A Comissão de Obras, Serviços Públicos, Habitação e Transportes da Câmara Municipal de Bauru decide, nesta quinta-feira, a convocação de audiência pública para discutir o transporte coletivo na cidade. A administração municipal informou que terá de manter a continuidade dos serviços de transporte coletivo, a partir de hoje, por meio de prorrogação emergencial do contrato. A administração informa que, pela lei, não é necessário realizar audiência para concorrência inferior a R$ 150 milhões.

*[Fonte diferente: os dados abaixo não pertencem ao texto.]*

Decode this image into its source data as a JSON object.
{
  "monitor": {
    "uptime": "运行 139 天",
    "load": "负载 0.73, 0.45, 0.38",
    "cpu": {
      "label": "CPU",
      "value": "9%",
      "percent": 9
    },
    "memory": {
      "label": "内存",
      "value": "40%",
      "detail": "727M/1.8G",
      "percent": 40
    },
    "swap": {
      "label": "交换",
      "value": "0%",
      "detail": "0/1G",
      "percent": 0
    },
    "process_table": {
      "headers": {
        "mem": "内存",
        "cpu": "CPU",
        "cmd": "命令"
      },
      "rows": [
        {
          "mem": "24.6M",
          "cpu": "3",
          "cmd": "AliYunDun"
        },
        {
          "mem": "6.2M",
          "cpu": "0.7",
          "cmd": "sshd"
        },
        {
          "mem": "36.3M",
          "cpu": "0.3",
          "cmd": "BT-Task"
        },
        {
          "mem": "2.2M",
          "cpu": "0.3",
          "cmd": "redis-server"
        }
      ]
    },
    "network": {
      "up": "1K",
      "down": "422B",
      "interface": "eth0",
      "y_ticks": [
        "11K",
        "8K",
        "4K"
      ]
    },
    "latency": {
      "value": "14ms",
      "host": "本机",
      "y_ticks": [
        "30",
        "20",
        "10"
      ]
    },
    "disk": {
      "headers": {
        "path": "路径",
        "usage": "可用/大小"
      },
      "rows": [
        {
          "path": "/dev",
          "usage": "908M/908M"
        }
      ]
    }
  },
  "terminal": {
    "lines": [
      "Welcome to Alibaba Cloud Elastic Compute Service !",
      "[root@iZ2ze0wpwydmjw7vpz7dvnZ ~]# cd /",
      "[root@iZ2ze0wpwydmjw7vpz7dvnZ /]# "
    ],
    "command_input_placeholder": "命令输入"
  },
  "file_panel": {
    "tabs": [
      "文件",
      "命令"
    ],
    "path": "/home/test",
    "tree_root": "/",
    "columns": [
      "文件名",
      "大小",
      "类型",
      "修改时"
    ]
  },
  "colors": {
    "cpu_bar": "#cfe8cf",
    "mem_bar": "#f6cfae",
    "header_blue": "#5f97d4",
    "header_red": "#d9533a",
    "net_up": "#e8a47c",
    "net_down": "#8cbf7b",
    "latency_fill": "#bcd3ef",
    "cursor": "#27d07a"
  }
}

“Vamos avaliar essa possibilidade porque a gente acredita que a população de Bauru não pode ser enrolada do jeito que está acontecendo. A gente acha que é um golpe que aplicaram na população. Se a prefeitura tivesse feito a licitação em janeiro, não haveria necessidade dessa urgência. Queremos saber por que nós chegamos nessa situação. Isso os vereadores e a população precisam saber”, afirma Roque Ferreira.
O valor a ser licitado é para 74 veículos, sendo 67 operacionais, seis reservas e uma van adaptada, segundo informações da Secretaria Municipal de Negócios Jurídicos. “A gente precisa ouvir a população sobre a qualidade do serviço prestado”, diz Amarildo de Oliveira (PPS).
Para não abrir licitação nos últimos meses, a Prefeitura de Bauru argumentou que a necessidade de atualização da modelagem das linhas operadas pela empresa detentora da concessão e a adequação das regras do futuro edital a exigências de natureza operacional e administrativa impossibilitaram a abertura da concorrência.
“Se é absolutamente verdadeiro que o prefeito determinou há quase seis meses que fosse feita licitação e os responsáveis foram incapazes, o prefeito só tem uma alternativa, que é remover os incapazes. Colocar pessoas que seja suficientemente capazes de entender as responsabilidades do Poder Executivo. Além disso, aquele que paga pelo serviço tem o direito de discutir sua qualidade”, afirma o petista Roque Ferreira.